Network connection failures between cluster members can have an effect on data consistency and nodes availability. The RabbitMQ documentation provides a very detailed description of how the software detects network partitions, how it reacts during a partition and how it recovers after the partition is solved. It explains how RabbitMQ supports different configuration settings, so that it can react differently, for example favoring data consistency versus availability.

Multiple customers have told us that the default configuration adopted by SAS with Viya can create issues. A network partition could cause a single node to go down, as well as prevent the rest of the cluster from automatically recovering.

The fix

RabbitMQ is capable of dealing with network partitions automatically. SAS R&D has determined that the best configuration for Viya is to set a specific property, as described by SAS Note 63804:

1. In /opt/sas/viya/config/etc/rabbitmq-server/rabbitmq.config.ssl, add cluster_partition_handling = pause_minority
2. Restart the sas-viya-rabbitmq-server-default service on all SAS Message Broker hosts.

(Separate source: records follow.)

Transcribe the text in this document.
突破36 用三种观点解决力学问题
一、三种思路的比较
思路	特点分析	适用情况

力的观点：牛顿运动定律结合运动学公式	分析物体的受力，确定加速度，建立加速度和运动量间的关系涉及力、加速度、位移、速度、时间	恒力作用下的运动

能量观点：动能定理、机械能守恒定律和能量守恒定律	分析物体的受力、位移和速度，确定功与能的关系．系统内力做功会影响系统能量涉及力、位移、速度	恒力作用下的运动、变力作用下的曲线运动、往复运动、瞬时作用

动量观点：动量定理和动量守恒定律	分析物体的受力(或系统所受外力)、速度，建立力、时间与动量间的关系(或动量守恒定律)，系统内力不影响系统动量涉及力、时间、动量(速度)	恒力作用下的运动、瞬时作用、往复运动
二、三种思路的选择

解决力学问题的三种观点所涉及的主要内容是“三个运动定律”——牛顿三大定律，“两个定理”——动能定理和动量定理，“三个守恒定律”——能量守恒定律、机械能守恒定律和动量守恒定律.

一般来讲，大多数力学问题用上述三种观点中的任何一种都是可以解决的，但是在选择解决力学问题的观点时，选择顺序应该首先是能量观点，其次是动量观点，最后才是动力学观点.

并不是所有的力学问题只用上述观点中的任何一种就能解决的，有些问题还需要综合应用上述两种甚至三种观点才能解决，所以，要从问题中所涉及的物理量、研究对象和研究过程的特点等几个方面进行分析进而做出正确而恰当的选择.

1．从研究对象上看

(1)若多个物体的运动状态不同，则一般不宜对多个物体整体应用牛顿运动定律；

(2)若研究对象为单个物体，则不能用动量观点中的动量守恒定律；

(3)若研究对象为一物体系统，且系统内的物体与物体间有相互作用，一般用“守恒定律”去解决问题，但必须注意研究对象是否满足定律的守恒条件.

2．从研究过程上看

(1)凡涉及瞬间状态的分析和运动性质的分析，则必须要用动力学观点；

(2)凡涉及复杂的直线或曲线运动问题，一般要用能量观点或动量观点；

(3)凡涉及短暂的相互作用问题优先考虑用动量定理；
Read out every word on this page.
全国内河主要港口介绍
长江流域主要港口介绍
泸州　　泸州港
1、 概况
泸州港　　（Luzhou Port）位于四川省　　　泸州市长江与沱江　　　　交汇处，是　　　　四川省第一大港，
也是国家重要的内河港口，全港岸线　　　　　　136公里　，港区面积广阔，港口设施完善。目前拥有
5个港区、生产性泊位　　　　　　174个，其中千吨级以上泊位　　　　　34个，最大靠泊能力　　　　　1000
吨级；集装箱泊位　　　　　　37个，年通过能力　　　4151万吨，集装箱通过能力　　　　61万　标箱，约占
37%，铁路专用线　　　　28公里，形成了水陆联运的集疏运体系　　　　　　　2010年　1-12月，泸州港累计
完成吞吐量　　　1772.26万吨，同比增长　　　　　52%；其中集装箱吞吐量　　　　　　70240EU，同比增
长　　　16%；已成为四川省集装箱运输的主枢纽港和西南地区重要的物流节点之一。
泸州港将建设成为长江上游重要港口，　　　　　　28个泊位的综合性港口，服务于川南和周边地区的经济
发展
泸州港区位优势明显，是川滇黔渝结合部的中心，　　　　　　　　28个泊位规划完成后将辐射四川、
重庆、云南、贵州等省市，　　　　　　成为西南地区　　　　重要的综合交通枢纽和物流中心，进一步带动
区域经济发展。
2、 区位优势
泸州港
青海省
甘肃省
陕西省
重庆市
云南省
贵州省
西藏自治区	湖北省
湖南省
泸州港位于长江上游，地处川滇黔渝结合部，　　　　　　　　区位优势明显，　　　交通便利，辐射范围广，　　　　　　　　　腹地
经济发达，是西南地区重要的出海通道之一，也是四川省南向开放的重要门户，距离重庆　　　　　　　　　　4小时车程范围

A more permanent fix is coming in the form of a software update: that property will be set automatically during the deployment.

An important architectural consideration

When implementing the above fix, it is important to be aware of how RabbitMQ behaves after setting the cluster_partition_handling = pause_minority property. In the page referenced above, there is a section titled "More about pause-minority mode." You can read there:

Also note that RabbitMQ will pause nodes which are not in a strict majority of the cluster - i.e. containing more than half of all nodes. It is therefore not a good idea to enable pause-minority mode on a cluster of two nodes since in the event of any network partition or node failure, both nodes will pause.

This is important to know when designing a High Availability architecture. In situations where the objective is to achieve High Availability with the minimum number of machines, it is quite common to create a cluster of only two nodes for most components; so far, the documentation reported an explicit requirement of a minimum of three nodes only for Consul. Its third instance can be placed on another node, for example, collocated with the CAS controller, thus saving on hardware costs. After this fix, the same "3-nodes-minimum" requirement applies to RabbitMQ.